Christophe Bouillaud : Avant de vous répondre, permettez-moi une remarque liminaire : le simple fait de poser la question ainsi, comme une opposition d’intérêts entre Etats, témoigne de la force actuelle de la conception intergouvernementale de l’Union européenne. Il n’y a plus vraiment d’intérêt général européen, mais une simple médiation institutionnalisée entre les intérêts, bien ou mal compris d’ailleurs, des Etats membres de l’Union européenne.

Ce préalable étant rappelé, il faut d’abord souligner que ce n’est pas pour rien que l’Allemagne pèse le plus en Europe. C’est l’Etat le plus important démographiquement et économiquement de l’ouest du continent européen. En dehors de son rôle majeur au sein du Conseil européen (chefs d’Etat et de gouvernement) et du Conseil de l’Union européenne (ministres),l’Allemagne est aussi du point de vue politique celui dont les politiciens ont le mieux investi le Parlement européen et les deux grands partis paneuropéens, Parti populaire européen (PPE) et le Parti socialiste européen (PSE). Sur la stratégie économique de l’Union et tout particulièrement de la zone Euro, l’Allemagne représente par ailleurs le modèle à suivre, et elle entend d’ailleurs être suivie dans son ordo-libéralisme par tous les autres Etats de l’Union et encore plus par ceux de la zone Euro. Les dernières réformes des textes européens sont tous allés dans le sens de ce que préconisait l’Allemagne en termes de gestion rigoureuse des finances publiques. Les autres pays ne font certes pas nécessairement en pratique  exactement ce que voudrait l’Allemagne actuelle, mais les termes mêmes de la discussion sont clairement posés à travers la doctrine économique dominante en Allemagne. Par exemple, dans l’idéal, tous les Etats européens devraient atteindre le déficit zéro, puis à long terme la dette zéro. La seule opposition sur le fond des politiques économiques n’est autre que celle exprimée par le Royaume-Uni qui suit son propre chemin, tout aussi néo-libéral au sens large du terme que la voie allemande, mais en laissant chaque Etat souverain maître de sa propre monnaie et de ses finances.

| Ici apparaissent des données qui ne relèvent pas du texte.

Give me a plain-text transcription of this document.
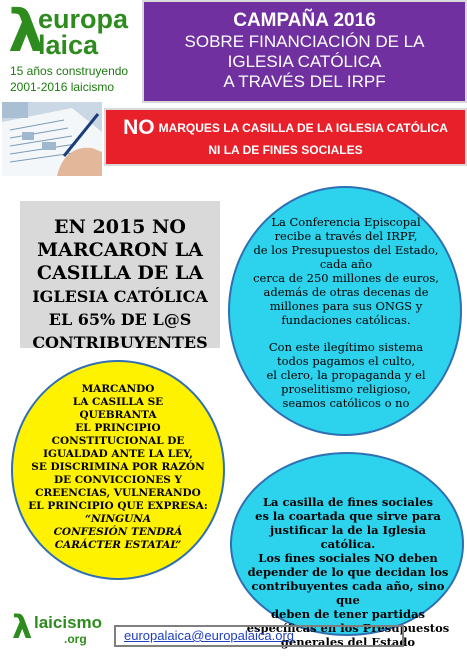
λ
europa
laica
15 años construyendo
2001-2016 laicismo
CAMPAÑA 2016
SOBRE FINANCIACIÓN DE LA
IGLESIA CATÓLICA
A TRAVÉS DEL IRPF
NO MARQUES LA CASILLA DE LA IGLESIA CATÓLICA
NI LA DE FINES SOCIALES
EN 2015 NO
MARCARON LA
CASILLA DE LA
IGLESIA CATÓLICA
EL 65% DE L@S
CONTRIBUYENTES
La Conferencia Episcopal
recibe a través del IRPF,
de los Presupuestos del Estado,
cada año
cerca de 250 millones de euros,
además de otras decenas de
millones para sus ONGS y
fundaciones católicas.
Con este ilegítimo sistema
todos pagamos el culto,
el clero, la propaganda y el
proselitismo religioso,
seamos católicos o no
MARCANDO
LA CASILLA SE
QUEBRANTA
EL PRINCIPIO
CONSTITUCIONAL DE
IGUALDAD ANTE LA LEY,
SE DISCRIMINA POR RAZÓN
DE CONVICCIONES Y
CREENCIAS, VULNERANDO
EL PRINCIPIO QUE EXPRESA:
“NINGUNA
CONFESIÓN TENDRÁ
CARÁCTER ESTATAL”
La casilla de fines sociales
es la coartada que sirve para
justificar la de la Iglesia católica.
Los fines sociales NO deben
depender de lo que decidan los
contribuyentes cada año, sino que
deben de tener partidas
específicas en los Presupuestos
generales del Estado
λ laicismo
.org	europalaica@europalaica.org
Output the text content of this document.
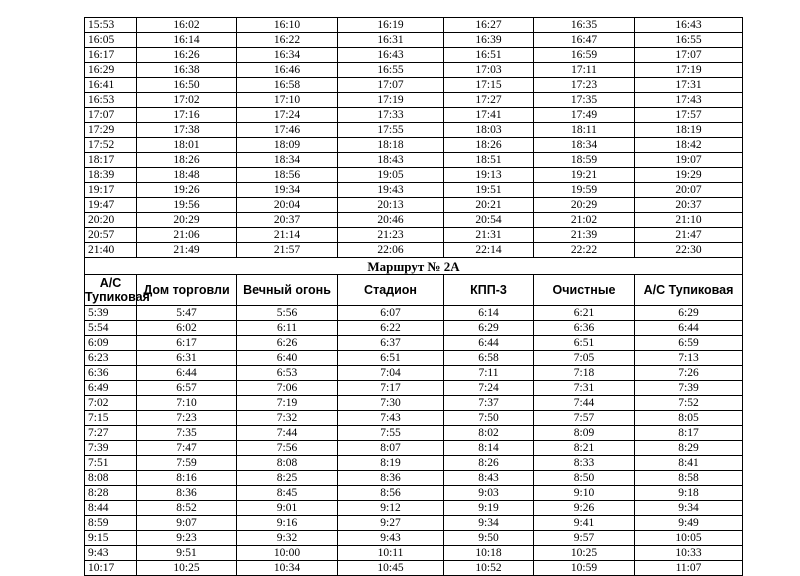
15:53	16:02	16:10	16:19	16:27	16:35	16:43
16:05	16:14	16:22	16:31	16:39	16:47	16:55
16:17	16:26	16:34	16:43	16:51	16:59	17:07
16:29	16:38	16:46	16:55	17:03	17:11	17:19
16:41	16:50	16:58	17:07	17:15	17:23	17:31
16:53	17:02	17:10	17:19	17:27	17:35	17:43
17:07	17:16	17:24	17:33	17:41	17:49	17:57
17:29	17:38	17:46	17:55	18:03	18:11	18:19
17:52	18:01	18:09	18:18	18:26	18:34	18:42
18:17	18:26	18:34	18:43	18:51	18:59	19:07
18:39	18:48	18:56	19:05	19:13	19:21	19:29
19:17	19:26	19:34	19:43	19:51	19:59	20:07
19:47	19:56	20:04	20:13	20:21	20:29	20:37
20:20	20:29	20:37	20:46	20:54	21:02	21:10
20:57	21:06	21:14	21:23	21:31	21:39	21:47
21:40	21:49	21:57	22:06	22:14	22:22	22:30
Маршрут № 2А						
А/С Тупиковая	Дом торговли	Вечный огонь	Стадион	КПП-3	Очистные	А/С Тупиковая
5:39	5:47	5:56	6:07	6:14	6:21	6:29
5:54	6:02	6:11	6:22	6:29	6:36	6:44
6:09	6:17	6:26	6:37	6:44	6:51	6:59
6:23	6:31	6:40	6:51	6:58	7:05	7:13
6:36	6:44	6:53	7:04	7:11	7:18	7:26
6:49	6:57	7:06	7:17	7:24	7:31	7:39
7:02	7:10	7:19	7:30	7:37	7:44	7:52
7:15	7:23	7:32	7:43	7:50	7:57	8:05
7:27	7:35	7:44	7:55	8:02	8:09	8:17
7:39	7:47	7:56	8:07	8:14	8:21	8:29
7:51	7:59	8:08	8:19	8:26	8:33	8:41
8:08	8:16	8:25	8:36	8:43	8:50	8:58
8:28	8:36	8:45	8:56	9:03	9:10	9:18
8:44	8:52	9:01	9:12	9:19	9:26	9:34
8:59	9:07	9:16	9:27	9:34	9:41	9:49
9:15	9:23	9:32	9:43	9:50	9:57	10:05
9:43	9:51	10:00	10:11	10:18	10:25	10:33
10:17	10:25	10:34	10:45	10:52	10:59	11:07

Par ailleurs, l’Allemagne comme puissance exportatrice au niveau global tient pour une vision particulièrement libre-échangiste des relations économiques internationales. Par exemple, elle a été toujours très réticente à toute action de la part de la Commission européenne qui mettrait en cause les politiques commerciales chinoises agressives (par exemple sur les panneaux photovoltaïques il y a quelques années) par peur de rétorsion sur les exportations allemandes en Chine. Visiblement les autorités allemandes vont ainsi soutenir le traité de libre-échange actuellement en discussion avec les Etats-Unis pour le même motif.  Un pays comme la France s’oppose parfois à cette vision en proposant de mieux défendre l’industrie européenne contre la concurrence extra-européenne.

En outre, pour l’Allemagne, il n’y a pas de politique de change de l’Euro qui puisse favoriser les exportations. La doctrine de l’Euro fort est intangible.  Ce n’est pas le cas pour les pays d’Europe du sud, dont la France. En même temps, les exportateurs allemands profitent eux aussi de l’Euro plus faible des derniers mois, favorisé par les choix de la BCE de Mario Draghi, de ce fait, le conflit est plutôt limité entre partenaires européens sur ce point, même si une monnaie faible reste impensable en Allemagne.

Sur les autres sujets, il faut moins parler d’opposition que d’agendas différents. Sur la question de la défense, l’Allemagne d’après 1990 a baissé la garde, et son opinion publique reste pacifiste. Du coup, les interventions militaires allemandes sont toujours limitées et très ciblées pour être les plus consensuelles possibles (comme les opérations anti-piraterie face à la Corne de l’Afrique). Cela visiblement pèse sur les relations franco-allemandes. La France se sent responsable de ce qui se passe en Afrique et ne peut pas ne pas intervenir (comme au Mali en 2013). C’est là une ligne de fracture qui existe aussi avec les Britanniques. La crise ukrainienne semble avoir fait évoluer les choses en Allemagne, où la nécessité d’une défense nationale opérationnelle est mieux perçue.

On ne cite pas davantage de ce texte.